It was thus said that the Great Swift Griggs once stated:
> On Tue, 24 May 2016, william degnan wrote:
> > Here's a power point pres I did at VCF-E4, this will get you started. 
> > Using Altair 680b front panel in basic terms is covered a few slides in. 
> > http://vintagecomputer.net/vcf4/How_to_Session/
> 
> There are some nice clean photos in that presentation. So, it was binary 
> with some hexadecimal addressing. I like the slide entitled "How to test 
> Machine Language Using a Program Listing Using Toggle Switches". That's 
> pretty hard core. I'm surprised they didn't at least use component 
> displays with LEDs to show the values rather than reading it straight off 
> some blinkenlights. Maybe those weren't around yet or were too expensive.
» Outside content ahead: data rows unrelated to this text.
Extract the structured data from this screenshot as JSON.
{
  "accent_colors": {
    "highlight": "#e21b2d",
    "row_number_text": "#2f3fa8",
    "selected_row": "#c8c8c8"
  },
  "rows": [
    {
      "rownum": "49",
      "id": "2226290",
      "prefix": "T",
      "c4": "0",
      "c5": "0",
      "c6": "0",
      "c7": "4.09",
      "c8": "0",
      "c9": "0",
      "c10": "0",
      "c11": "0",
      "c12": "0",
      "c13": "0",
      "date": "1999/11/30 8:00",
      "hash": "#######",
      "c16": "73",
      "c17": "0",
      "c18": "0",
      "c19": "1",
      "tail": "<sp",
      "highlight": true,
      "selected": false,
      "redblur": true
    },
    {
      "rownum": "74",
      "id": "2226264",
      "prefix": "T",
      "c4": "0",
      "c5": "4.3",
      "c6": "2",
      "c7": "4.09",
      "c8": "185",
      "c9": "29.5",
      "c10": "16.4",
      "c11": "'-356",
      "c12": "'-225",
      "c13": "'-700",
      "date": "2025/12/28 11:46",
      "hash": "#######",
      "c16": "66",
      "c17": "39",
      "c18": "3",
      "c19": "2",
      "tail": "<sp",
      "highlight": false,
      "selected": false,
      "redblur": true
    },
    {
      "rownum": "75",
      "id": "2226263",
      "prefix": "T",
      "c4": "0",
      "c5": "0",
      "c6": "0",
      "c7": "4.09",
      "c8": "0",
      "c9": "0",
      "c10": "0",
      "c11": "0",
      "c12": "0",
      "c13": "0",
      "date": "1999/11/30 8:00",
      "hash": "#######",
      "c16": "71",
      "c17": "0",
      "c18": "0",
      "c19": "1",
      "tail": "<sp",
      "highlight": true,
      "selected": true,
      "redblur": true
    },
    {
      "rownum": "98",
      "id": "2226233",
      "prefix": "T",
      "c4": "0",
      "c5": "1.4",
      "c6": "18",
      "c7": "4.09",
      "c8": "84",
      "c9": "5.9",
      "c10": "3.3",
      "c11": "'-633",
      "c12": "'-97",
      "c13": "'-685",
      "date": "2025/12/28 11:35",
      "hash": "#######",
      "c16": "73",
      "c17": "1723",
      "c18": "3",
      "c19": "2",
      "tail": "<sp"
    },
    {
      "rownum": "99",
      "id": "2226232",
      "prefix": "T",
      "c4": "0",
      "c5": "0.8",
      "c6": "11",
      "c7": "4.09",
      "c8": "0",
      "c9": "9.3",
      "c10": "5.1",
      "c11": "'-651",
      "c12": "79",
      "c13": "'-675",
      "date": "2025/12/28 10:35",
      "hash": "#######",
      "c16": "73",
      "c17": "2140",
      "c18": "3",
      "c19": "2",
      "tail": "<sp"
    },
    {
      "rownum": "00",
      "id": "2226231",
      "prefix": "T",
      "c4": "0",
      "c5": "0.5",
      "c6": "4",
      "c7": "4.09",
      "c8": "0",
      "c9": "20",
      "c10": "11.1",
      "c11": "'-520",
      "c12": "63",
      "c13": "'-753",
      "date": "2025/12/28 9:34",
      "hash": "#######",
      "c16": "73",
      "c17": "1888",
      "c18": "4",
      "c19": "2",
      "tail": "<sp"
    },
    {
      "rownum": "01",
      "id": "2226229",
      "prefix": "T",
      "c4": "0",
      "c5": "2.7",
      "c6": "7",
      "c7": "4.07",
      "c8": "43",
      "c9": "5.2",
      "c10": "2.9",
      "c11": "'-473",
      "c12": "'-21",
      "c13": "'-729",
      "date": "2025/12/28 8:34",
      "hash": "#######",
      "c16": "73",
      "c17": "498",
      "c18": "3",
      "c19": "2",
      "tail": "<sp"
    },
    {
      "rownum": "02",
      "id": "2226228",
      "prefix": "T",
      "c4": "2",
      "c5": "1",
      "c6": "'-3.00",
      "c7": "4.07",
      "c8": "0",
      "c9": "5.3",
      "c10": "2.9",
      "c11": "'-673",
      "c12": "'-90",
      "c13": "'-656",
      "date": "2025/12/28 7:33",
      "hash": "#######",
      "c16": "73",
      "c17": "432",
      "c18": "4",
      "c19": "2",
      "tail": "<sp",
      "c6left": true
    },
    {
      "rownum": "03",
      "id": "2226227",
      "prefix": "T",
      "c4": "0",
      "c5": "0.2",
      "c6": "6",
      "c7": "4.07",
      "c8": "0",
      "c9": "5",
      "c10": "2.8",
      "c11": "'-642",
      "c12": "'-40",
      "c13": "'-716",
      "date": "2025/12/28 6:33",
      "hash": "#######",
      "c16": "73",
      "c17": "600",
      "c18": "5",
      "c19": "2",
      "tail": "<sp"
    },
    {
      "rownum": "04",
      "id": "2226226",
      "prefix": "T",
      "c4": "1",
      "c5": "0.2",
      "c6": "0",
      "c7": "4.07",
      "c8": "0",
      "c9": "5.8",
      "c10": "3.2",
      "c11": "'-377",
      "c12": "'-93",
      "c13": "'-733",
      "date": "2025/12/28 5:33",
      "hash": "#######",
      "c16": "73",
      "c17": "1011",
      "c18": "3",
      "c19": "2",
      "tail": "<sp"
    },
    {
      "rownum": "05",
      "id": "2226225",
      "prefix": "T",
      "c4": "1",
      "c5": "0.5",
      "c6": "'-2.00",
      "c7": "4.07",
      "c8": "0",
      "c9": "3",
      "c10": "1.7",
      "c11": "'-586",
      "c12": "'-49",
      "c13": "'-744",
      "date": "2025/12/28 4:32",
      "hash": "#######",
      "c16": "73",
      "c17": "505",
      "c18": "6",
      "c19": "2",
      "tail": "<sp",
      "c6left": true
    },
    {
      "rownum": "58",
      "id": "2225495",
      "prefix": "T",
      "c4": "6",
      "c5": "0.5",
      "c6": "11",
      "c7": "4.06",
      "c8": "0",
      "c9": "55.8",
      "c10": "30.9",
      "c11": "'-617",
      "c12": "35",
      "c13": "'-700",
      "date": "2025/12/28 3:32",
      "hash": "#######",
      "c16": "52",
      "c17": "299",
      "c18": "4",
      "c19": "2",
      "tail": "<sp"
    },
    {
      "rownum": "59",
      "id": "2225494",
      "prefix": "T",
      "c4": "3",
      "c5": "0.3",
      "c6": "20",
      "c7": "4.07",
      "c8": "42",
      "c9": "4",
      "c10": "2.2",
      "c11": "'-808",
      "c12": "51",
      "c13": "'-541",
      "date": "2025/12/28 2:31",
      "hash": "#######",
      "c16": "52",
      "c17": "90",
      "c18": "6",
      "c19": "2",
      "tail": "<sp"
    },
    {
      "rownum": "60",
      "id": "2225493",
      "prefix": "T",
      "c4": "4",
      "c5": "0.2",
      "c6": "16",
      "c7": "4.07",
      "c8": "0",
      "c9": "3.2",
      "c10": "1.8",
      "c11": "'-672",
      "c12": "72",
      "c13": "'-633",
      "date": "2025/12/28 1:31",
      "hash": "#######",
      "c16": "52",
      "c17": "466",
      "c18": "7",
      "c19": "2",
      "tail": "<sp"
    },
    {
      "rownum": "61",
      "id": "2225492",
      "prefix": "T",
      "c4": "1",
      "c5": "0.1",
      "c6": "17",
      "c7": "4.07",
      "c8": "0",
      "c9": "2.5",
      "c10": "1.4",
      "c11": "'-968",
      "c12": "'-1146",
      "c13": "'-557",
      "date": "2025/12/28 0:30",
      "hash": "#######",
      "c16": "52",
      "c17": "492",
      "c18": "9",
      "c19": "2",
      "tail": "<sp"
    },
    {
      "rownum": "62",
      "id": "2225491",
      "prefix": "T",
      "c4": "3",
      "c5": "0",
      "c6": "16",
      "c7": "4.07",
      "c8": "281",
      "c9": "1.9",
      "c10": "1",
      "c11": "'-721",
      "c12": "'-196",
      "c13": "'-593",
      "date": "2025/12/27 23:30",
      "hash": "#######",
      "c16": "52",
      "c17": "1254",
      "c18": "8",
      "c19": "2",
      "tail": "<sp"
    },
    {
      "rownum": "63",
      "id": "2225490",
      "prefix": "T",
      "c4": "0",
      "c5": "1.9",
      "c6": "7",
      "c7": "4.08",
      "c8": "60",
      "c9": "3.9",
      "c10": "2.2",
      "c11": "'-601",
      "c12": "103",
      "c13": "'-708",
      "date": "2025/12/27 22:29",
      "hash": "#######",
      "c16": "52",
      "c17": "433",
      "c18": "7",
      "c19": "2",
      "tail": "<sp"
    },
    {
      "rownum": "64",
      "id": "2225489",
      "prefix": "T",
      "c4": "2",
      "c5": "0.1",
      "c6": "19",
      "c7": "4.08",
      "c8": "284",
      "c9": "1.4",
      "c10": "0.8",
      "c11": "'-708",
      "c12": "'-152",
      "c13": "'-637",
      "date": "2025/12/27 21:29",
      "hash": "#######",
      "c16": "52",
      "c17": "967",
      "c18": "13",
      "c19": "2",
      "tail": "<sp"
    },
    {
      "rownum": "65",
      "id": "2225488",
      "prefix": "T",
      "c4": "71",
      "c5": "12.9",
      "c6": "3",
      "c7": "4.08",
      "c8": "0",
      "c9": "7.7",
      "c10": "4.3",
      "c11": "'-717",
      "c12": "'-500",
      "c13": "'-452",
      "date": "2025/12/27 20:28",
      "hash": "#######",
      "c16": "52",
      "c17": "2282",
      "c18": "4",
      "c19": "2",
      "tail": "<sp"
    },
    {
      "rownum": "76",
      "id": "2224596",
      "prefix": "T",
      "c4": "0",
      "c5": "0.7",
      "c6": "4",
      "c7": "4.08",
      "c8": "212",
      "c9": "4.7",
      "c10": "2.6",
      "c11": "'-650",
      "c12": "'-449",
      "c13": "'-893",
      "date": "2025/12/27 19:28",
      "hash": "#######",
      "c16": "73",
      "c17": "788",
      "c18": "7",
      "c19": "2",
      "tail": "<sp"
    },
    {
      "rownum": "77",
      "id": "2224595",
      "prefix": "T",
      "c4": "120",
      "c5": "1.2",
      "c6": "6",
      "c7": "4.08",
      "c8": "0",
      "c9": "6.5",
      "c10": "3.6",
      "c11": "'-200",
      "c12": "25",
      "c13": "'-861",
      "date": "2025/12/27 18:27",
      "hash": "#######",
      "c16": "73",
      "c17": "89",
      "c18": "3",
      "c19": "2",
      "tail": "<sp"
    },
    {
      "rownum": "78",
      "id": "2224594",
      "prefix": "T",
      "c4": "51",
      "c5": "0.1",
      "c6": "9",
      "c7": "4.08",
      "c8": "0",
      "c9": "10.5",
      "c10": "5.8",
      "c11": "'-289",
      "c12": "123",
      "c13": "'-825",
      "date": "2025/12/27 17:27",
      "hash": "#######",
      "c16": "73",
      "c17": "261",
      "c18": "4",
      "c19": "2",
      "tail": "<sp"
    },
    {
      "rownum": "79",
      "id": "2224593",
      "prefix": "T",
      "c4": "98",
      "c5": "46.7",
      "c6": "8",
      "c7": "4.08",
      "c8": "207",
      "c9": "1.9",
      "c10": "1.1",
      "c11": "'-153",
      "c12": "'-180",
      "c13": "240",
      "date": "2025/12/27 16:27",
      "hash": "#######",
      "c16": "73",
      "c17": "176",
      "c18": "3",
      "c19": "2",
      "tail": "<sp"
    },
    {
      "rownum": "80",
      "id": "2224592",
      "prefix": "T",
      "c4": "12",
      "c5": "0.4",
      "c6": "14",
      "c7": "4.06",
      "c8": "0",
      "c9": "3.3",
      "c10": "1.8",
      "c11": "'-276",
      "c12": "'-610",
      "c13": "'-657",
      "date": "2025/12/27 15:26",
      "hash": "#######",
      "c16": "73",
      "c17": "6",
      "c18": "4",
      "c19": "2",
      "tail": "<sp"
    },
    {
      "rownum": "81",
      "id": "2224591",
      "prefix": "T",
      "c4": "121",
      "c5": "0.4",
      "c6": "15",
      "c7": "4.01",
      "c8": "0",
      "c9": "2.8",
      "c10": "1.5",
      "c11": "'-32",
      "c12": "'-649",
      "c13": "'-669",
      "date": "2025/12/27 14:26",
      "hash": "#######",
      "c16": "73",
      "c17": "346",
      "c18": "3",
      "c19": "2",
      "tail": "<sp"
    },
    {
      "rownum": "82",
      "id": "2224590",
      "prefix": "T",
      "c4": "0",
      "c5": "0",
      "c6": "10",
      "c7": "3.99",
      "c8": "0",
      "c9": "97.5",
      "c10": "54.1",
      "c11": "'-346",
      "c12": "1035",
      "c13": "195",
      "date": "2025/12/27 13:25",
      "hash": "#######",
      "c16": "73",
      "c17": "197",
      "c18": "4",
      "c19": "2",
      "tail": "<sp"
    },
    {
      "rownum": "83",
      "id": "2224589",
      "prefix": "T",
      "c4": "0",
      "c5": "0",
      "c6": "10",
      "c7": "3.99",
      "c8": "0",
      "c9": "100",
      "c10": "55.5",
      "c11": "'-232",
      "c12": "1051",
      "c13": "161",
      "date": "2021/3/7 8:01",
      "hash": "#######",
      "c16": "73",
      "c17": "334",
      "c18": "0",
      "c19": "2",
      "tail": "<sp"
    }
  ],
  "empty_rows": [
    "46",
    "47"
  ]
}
  Work with binary, octal and/or hexadecimal enough, and you'll learn how to
sight read binary patterns.  The conversion is pretty simple:

          OCTAL         HEX
        - - -   0       - - - - 0       
        - - *   1       - - - * 1
        - * -   2       - - * - 2
        - * *   3       - - * * 3
        * - -   4       - * - - 4
        * - *   5       - * - * 5
        * * -   6       - * * - 6
        * * *   7       - * * * 7
                        * - - - 8
                        * - - * 9
                        * - * - A (or 10)
                        * - * * B (   11)
                        * * - - C (   12)
                        * * - * D (   13)
                        * * * - E (   14)
                        * * * * F (   15)

  So a byte value of

                * - - * - * * -

is hexadecimal 96.  On Octal, it wold be 226.